While FICO did the “heavy lifting” on the implementation of the prescriptive analytics and the data integration routines it relies on, there were a number of other analytic vendors also involved in the project. In addition to IBM and Experian, TFS relied on products from SAS, Oracle (NYSE: ORCL), and Tableau Software (NYSE: DATA) to make the TCO project a success.
Careful vetting of the latest analytic tools and capabilities was a big requirement in this project, Bander says. “There’s no way we could have done this type of predict modeling, this type of visualization and this type of optimization, using technology that was available 10-12 years ago,” he says.
Overseeing a project like this that takes a “best of breed” approach requires not only stitching together disparate products and data, but deft navigation of political turf. On top of all of this is Toyota’s corporate culture, which leans heavily on nemawashi, a Japanese word that essentially means gaining consensus across a wide swath of stakeholders.
“I’m a proponent of fitting your analytics into the corporate culture,” Bander says. “Toyota’s corporate culture [is] based on continuous improvement and respect for people. So an awful lot of that involves getting people from multiple departments and giving them all a voice.” In this case, Bander consulted his colleagues in the IT, business intelligence, legal, finance, accounting, and training departments.

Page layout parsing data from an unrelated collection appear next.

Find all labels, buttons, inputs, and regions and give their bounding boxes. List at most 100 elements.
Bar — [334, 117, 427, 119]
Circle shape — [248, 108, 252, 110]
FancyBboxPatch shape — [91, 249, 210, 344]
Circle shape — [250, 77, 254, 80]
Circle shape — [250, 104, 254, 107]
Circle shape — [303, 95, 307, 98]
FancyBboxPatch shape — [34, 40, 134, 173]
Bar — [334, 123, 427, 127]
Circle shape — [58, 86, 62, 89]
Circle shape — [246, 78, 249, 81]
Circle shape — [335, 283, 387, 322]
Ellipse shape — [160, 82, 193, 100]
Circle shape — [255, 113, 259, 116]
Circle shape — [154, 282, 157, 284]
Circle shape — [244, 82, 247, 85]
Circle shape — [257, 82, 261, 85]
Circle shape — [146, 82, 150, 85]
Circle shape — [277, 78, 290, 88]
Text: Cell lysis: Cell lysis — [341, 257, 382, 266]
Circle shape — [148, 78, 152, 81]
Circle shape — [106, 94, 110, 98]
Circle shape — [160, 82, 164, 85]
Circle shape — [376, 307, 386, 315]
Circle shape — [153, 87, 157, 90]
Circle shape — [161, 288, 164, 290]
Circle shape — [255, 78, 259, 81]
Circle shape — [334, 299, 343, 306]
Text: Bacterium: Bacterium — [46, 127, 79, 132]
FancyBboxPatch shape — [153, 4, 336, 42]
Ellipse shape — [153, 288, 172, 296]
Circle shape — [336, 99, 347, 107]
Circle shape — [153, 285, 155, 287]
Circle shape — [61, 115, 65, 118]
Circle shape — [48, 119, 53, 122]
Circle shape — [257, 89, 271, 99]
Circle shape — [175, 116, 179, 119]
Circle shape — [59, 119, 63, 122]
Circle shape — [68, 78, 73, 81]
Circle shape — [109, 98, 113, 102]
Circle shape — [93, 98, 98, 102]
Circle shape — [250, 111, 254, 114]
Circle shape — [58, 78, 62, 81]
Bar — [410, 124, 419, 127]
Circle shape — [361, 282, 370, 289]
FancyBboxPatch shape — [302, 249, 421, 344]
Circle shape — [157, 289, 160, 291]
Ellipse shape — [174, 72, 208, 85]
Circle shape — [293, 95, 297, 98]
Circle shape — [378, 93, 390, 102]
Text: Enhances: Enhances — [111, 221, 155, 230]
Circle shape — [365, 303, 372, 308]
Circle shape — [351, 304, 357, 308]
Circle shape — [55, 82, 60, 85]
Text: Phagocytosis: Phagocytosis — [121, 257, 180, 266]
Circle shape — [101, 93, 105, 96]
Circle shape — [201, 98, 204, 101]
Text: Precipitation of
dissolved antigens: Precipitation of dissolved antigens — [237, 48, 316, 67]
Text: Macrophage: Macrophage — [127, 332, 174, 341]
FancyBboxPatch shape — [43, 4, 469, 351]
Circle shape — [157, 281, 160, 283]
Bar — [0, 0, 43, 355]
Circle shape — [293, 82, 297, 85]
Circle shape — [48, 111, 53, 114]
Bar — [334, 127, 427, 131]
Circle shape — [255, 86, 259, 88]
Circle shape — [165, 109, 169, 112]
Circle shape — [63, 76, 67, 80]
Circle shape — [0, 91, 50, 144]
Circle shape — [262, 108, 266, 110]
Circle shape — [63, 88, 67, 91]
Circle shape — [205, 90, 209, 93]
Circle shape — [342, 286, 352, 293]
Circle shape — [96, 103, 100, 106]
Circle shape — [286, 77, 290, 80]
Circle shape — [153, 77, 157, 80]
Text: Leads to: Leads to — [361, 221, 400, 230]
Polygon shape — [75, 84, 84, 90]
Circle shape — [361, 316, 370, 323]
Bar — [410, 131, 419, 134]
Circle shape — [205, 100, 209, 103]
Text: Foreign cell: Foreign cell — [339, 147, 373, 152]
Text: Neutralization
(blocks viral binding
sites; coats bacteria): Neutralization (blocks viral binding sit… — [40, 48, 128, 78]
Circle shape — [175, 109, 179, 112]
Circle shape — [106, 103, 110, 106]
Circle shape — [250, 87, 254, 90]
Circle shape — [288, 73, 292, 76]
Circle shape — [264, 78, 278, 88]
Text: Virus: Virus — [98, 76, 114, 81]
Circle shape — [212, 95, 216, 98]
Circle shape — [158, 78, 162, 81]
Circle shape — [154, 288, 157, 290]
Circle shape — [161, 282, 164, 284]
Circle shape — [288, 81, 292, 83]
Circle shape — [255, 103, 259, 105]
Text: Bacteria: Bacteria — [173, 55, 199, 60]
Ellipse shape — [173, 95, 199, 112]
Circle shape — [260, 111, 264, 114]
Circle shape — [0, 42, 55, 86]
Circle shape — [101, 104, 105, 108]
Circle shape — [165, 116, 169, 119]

Banks came under a tremendous amount of pressure when loans and mortgages started souring during the Great Recession. Toyota Financial Services was subject to that pressure too. But thanks to shrewd application of big data technology, the company found an innovative solution that benefited Toyota, as well as its customers.
“At the end of the day, we’re a mobility company,” Bander concludes. “Financial services is only one part of what Toyota is about. If we can keep customers in cars, we’re fulfilling our core mission.”
Editor’s Note: The article was corrected. Thanks to the CTO program, Toyota was able to help 1,600 customers avoided repossession, not the 6,000 we previously reported. The program also helped 10,000 customers avoid reaching delinquency, rather than the 50,000 originally stated. Datanami regrets the error.